Yok Si Cao Mien in Hong Kong
I go home once or twice a year to look for a Hong Kong that no longer exists. I look for stores that are no longer in business and restaurants that have either become bigger and shinier or closed without a trace. I work through a checklist of very minor and very important things in order to convince myself that remnants of my post-Handover childhood survive. My checklist is separated into two categories: packable items and meals that remind me of my place in the world.
On the packable side: I must go to the Wan Chai wet market to purchase a year’s worth of cheap cotton undies. “Why do you do this?” my aunt asks every time. “Can’t you buy underwear in the States?” “Yes,” I tell her. “But in the States you cannot find Calven Klain brand underwear.” She usually laughs at this. Sometimes she tells me that I’m crazy.
I go to Park n Shop and gather things that are either better or readily available in Hong Kong and not in America: cup noodles (better), Maltesers (readily available), Kinder Surprises (why are these illegal in America?).
On the meals that remind me of my place in the world side of the list, I must go to Tsui Wah for breakfast, even though there are much better places. At Tsui Wah, I order hot milk tea, which comes in sturdy cups printed with funny faces and condensed milk toast with butter, which, I know, is the easiest thing to replicate no matter how far away from home I find myself. Step one: make toast. Step two: slather toast with butter and condensed milk. Somehow, despite intense homesickness, I almost never accomplish this.

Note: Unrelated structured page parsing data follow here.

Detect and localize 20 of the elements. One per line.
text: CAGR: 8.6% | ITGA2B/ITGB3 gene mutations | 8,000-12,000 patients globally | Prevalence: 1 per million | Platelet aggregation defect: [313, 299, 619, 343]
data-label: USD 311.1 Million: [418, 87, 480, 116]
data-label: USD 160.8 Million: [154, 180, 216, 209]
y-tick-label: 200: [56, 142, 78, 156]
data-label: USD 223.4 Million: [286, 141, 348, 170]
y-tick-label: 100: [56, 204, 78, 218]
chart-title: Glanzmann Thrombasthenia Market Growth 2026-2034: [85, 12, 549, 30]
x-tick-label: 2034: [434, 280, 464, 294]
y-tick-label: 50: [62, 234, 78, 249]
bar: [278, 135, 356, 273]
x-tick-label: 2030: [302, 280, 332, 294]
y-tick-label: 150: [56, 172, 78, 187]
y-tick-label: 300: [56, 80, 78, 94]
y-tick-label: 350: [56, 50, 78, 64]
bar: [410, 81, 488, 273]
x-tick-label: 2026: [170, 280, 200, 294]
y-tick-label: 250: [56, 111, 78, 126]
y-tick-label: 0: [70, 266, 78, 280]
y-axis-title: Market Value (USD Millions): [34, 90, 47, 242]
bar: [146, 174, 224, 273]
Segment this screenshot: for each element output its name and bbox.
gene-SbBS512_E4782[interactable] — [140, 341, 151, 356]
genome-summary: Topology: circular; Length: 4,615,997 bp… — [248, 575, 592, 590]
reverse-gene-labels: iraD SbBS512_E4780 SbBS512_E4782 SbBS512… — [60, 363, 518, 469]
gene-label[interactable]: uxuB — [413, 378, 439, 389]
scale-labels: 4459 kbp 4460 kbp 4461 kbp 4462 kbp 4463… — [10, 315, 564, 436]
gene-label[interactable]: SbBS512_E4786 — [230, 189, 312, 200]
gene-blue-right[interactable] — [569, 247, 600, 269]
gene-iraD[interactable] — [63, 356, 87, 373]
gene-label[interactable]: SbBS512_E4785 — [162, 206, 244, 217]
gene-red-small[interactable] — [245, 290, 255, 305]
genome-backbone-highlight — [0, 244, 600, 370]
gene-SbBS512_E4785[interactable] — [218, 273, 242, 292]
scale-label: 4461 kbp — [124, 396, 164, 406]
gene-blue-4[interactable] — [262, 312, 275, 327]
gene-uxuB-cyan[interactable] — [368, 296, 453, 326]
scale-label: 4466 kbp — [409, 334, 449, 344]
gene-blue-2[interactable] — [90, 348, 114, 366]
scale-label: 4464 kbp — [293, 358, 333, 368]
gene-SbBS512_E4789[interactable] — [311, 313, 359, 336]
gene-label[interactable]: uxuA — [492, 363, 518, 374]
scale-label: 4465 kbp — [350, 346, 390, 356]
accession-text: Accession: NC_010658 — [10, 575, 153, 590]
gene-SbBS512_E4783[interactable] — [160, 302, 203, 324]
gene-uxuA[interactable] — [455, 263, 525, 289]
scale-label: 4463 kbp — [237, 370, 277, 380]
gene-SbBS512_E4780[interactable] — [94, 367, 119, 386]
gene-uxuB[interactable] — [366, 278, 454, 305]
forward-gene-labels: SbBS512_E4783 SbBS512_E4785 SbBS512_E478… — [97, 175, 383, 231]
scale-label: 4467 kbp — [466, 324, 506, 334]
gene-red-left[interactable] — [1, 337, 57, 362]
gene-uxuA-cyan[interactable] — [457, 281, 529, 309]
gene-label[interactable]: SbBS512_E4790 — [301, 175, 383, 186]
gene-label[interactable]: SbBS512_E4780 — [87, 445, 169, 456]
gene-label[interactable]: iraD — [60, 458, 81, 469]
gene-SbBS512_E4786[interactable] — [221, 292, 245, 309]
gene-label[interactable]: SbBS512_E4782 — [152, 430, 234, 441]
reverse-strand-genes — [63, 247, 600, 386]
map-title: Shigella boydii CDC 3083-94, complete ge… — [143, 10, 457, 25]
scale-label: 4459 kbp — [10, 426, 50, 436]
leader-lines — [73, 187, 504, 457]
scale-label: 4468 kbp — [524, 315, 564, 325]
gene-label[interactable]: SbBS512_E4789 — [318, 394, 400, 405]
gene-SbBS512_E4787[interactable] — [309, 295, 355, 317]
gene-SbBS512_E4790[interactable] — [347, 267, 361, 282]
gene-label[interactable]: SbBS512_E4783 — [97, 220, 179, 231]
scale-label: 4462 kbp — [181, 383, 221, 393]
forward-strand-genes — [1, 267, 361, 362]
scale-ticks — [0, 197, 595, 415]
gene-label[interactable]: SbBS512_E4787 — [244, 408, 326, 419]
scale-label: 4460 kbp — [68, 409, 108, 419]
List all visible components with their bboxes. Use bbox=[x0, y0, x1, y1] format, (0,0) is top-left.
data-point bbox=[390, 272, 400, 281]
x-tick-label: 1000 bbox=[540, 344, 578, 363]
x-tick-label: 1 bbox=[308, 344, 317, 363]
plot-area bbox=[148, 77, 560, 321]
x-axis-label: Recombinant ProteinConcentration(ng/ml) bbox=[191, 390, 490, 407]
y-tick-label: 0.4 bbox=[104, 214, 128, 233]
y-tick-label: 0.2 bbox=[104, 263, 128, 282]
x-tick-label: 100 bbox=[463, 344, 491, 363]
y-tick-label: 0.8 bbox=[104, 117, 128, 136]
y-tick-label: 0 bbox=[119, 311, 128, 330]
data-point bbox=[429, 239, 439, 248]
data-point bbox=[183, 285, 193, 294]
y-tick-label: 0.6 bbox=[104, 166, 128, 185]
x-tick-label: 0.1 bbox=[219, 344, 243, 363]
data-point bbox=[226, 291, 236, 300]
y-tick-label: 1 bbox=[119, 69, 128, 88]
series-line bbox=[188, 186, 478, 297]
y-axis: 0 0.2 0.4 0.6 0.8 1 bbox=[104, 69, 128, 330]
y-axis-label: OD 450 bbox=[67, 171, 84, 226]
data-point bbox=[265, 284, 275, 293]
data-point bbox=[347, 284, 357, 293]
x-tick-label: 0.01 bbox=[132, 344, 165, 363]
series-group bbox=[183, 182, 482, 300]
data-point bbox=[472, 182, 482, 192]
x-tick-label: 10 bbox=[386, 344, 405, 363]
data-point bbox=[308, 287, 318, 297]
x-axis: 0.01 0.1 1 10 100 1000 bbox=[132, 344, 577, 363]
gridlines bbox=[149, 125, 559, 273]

The most important part of my semi-annual pilgrimage to Tsui Wah is for the yok si cao mien, composed of slivers of pork, mushrooms, and bean sprouts and served over crispy fried noodles. The dish looms large in my memories, my after-Chinese-language-lesson reward as a Mandarin-speaking five-year-old amongst dozens of Cantonese-speaking girls. For years, eating yok si cao mien was a race against the rapidly diminishing crispiness of the noodles. I like when the noodles are fried to the point of nicking the roof of my mouth. Now I’ve learnt to ask for the noodles to be served separately from the glossy pork gravy, so I have control over the sogginess of my yok si cao mien. At the Tsui Wah at the Peak, where everything on the menu costs a few dollars more, the staff is very accommodating. At a Tsui Wah in Causeway Bay, you’ll be thoroughly chastised for dreaming up such madness. Pick the right Tsui Wah.
In my mind, there is no better breakfast (and definitely no better hangover breakfast). I may sometimes be tempted by iced milk tea served in a glass bottle in a silver bucket or some other variant of condensed milk toast, but my longing for yok si cao mien never wavers.